Others might call it "Resurrection".
I wonder, as I look at this picture of her and her husband, taken on their wedding day. I wonder about the hope in her eyes. The happiness on her face. The love in her heart.
I don't wonder so much about "resilience" or "resurrection".
I wonder this: Where do broken dreams go?
Are they just toast, burned on one side, that we eat, anyway?
Writing on her Facebook page that "the days of our lives, for all of us, are numbered," Edwards expressed gratitude for the love and support she's received during her years in the public eye.

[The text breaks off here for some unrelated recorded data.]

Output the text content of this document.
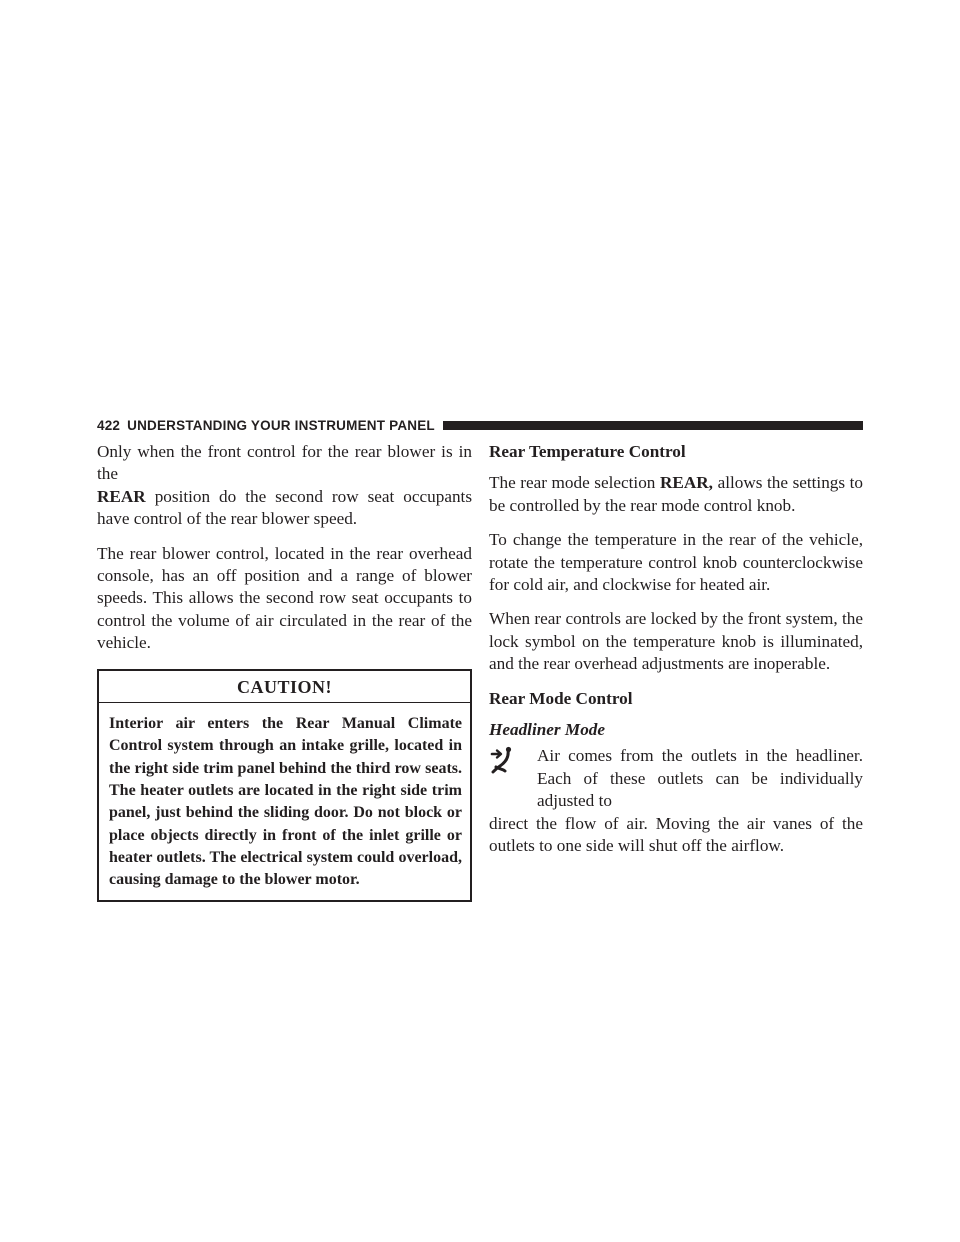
422 UNDERSTANDING YOUR INSTRUMENT PANEL

Only when the front control for the rear blower is in the
REAR position do the second row seat occupants have control of the rear blower speed.

The rear blower control, located in the rear overhead console, has an off position and a range of blower speeds. This allows the second row seat occupants to control the volume of air circulated in the rear of the vehicle.

CAUTION!
Interior air enters the Rear Manual Climate Control system through an intake grille, located in the right side trim panel behind the third row seats. The heater outlets are located in the right side trim panel, just behind the sliding door. Do not block or place objects directly in front of the inlet grille or heater outlets. The electrical system could overload, causing damage to the blower motor.
Rear Temperature Control

The rear mode selection REAR, allows the settings to be controlled by the rear mode control knob.

To change the temperature in the rear of the vehicle, rotate the temperature control knob counterclockwise for cold air, and clockwise for heated air.

When rear controls are locked by the front system, the lock symbol on the temperature knob is illuminated, and the rear overhead adjustments are inoperable.

Rear Mode Control
Headliner Mode

Air comes from the outlets in the headliner. Each of these outlets can be individually adjusted to

direct the flow of air. Moving the air vanes of the outlets to one side will shut off the airflow.
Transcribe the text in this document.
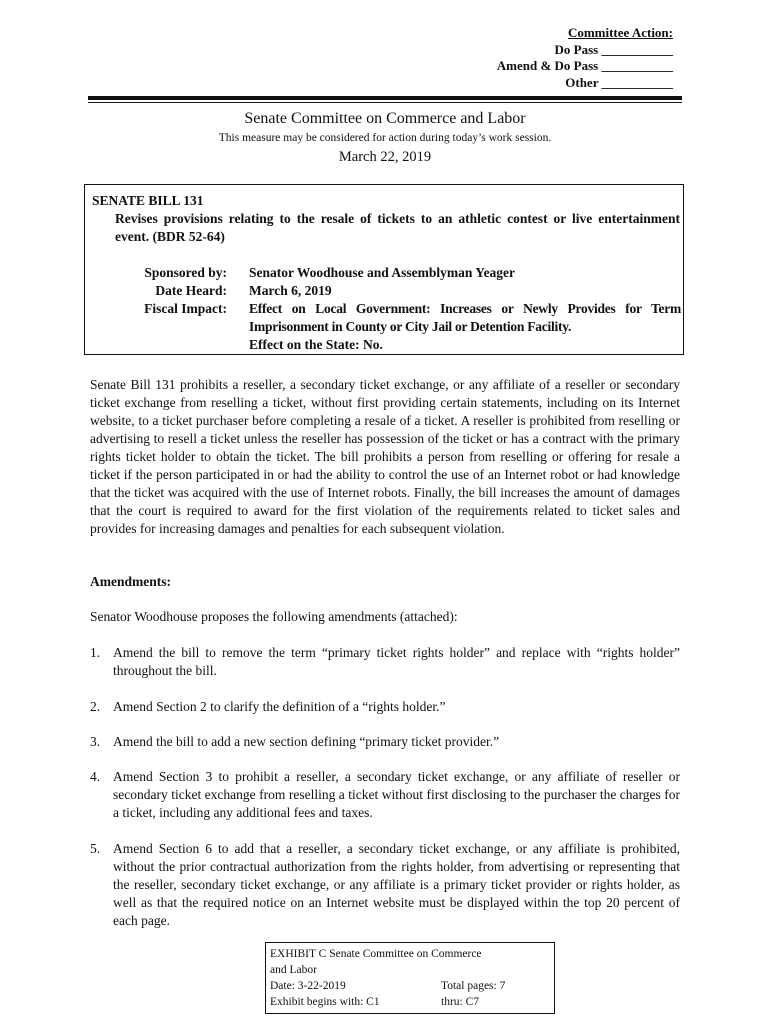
Committee Action:
Do Pass ___________
Amend & Do Pass ___________
Other ___________
Senate Committee on Commerce and Labor
This measure may be considered for action during today’s work session.
March 22, 2019
SENATE BILL 131
Revises provisions relating to the resale of tickets to an athletic contest or live entertainment event. (BDR 52-64)
Sponsored by: Senator Woodhouse and Assemblyman Yeager
Date Heard: March 6, 2019
Fiscal Impact: Effect on Local Government: Increases or Newly Provides for Term Imprisonment in County or City Jail or Detention Facility.
Effect on the State: No.
Senate Bill 131 prohibits a reseller, a secondary ticket exchange, or any affiliate of a reseller or secondary ticket exchange from reselling a ticket, without first providing certain statements, including on its Internet website, to a ticket purchaser before completing a resale of a ticket. A reseller is prohibited from reselling or advertising to resell a ticket unless the reseller has possession of the ticket or has a contract with the primary rights ticket holder to obtain the ticket. The bill prohibits a person from reselling or offering for resale a ticket if the person participated in or had the ability to control the use of an Internet robot or had knowledge that the ticket was acquired with the use of Internet robots. Finally, the bill increases the amount of damages that the court is required to award for the first violation of the requirements related to ticket sales and provides for increasing damages and penalties for each subsequent violation.
Amendments:
Senator Woodhouse proposes the following amendments (attached):
1. Amend the bill to remove the term “primary ticket rights holder” and replace with “rights holder” throughout the bill.
2. Amend Section 2 to clarify the definition of a “rights holder.”
3. Amend the bill to add a new section defining “primary ticket provider.”
4. Amend Section 3 to prohibit a reseller, a secondary ticket exchange, or any affiliate of reseller or secondary ticket exchange from reselling a ticket without first disclosing to the purchaser the charges for a ticket, including any additional fees and taxes.
5. Amend Section 6 to add that a reseller, a secondary ticket exchange, or any affiliate is prohibited, without the prior contractual authorization from the rights holder, from advertising or representing that the reseller, secondary ticket exchange, or any affiliate is a primary ticket provider or rights holder, as well as that the required notice on an Internet website must be displayed within the top 20 percent of each page.
EXHIBIT C Senate Committee on Commerce
and Labor
Date: 3-22-2019	Total pages: 7
Exhibit begins with: C1	thru: C7
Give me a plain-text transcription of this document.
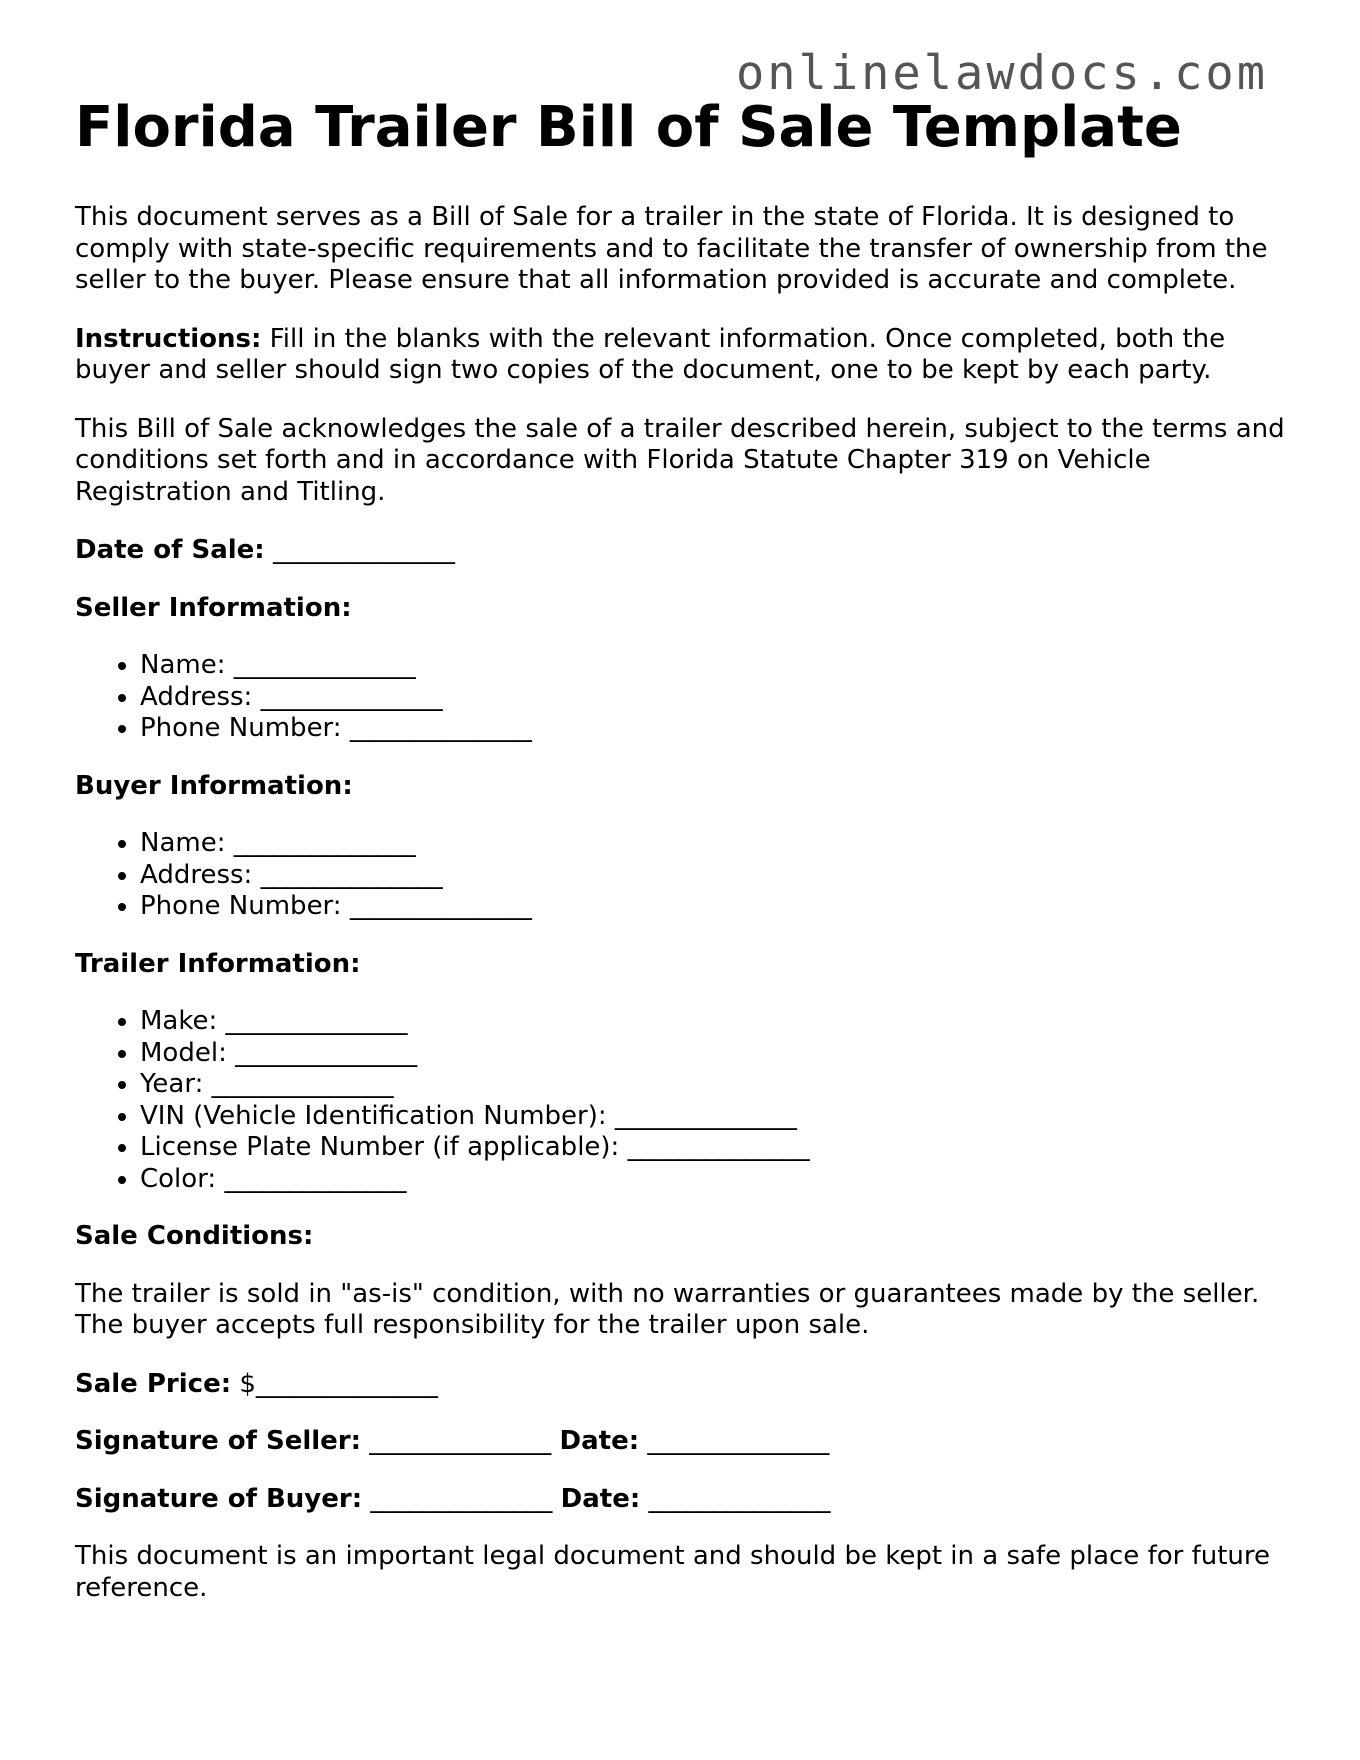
onlinelawdocs.com
Florida Trailer Bill of Sale Template

This document serves as a Bill of Sale for a trailer in the state of Florida. It is designed to comply with state-specific requirements and to facilitate the transfer of ownership from the seller to the buyer. Please ensure that all information provided is accurate and complete.

Instructions: Fill in the blanks with the relevant information. Once completed, both the buyer and seller should sign two copies of the document, one to be kept by each party.

This Bill of Sale acknowledges the sale of a trailer described herein, subject to the terms and conditions set forth and in accordance with Florida Statute Chapter 319 on Vehicle Registration and Titling.

Date of Sale: ______________

Seller Information:

• Name: ______________
• Address: ______________
• Phone Number: ______________

Buyer Information:

• Name: ______________
• Address: ______________
• Phone Number: ______________

Trailer Information:

• Make: ______________
• Model: ______________
• Year: ______________
• VIN (Vehicle Identification Number): ______________
• License Plate Number (if applicable): ______________
• Color: ______________

Sale Conditions:

The trailer is sold in "as-is" condition, with no warranties or guarantees made by the seller. The buyer accepts full responsibility for the trailer upon sale.

Sale Price: $______________

Signature of Seller: ______________ Date: ______________

Signature of Buyer: ______________ Date: ______________

This document is an important legal document and should be kept in a safe place for future reference.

"You all know that I have been sustained throughout my life by three saving graces -- my family, my friends, and a faith in the power of resilience and hope," she wrote. "These graces have carried me through difficult times and they have brought more joy to the good times than I ever could have imagined... It isn't possible to put into words the love and gratitude I feel to everyone who has and continues to support and inspire me every day. To you I simply say: you know."
Elizabeth Edwards is dead. She was 61 years old. She died surrounded by her three children, her siblings, and her estranged husband, John.
No matter how resilient you are - how much you believe in the resurrection - news like that stops you dead in your tracks.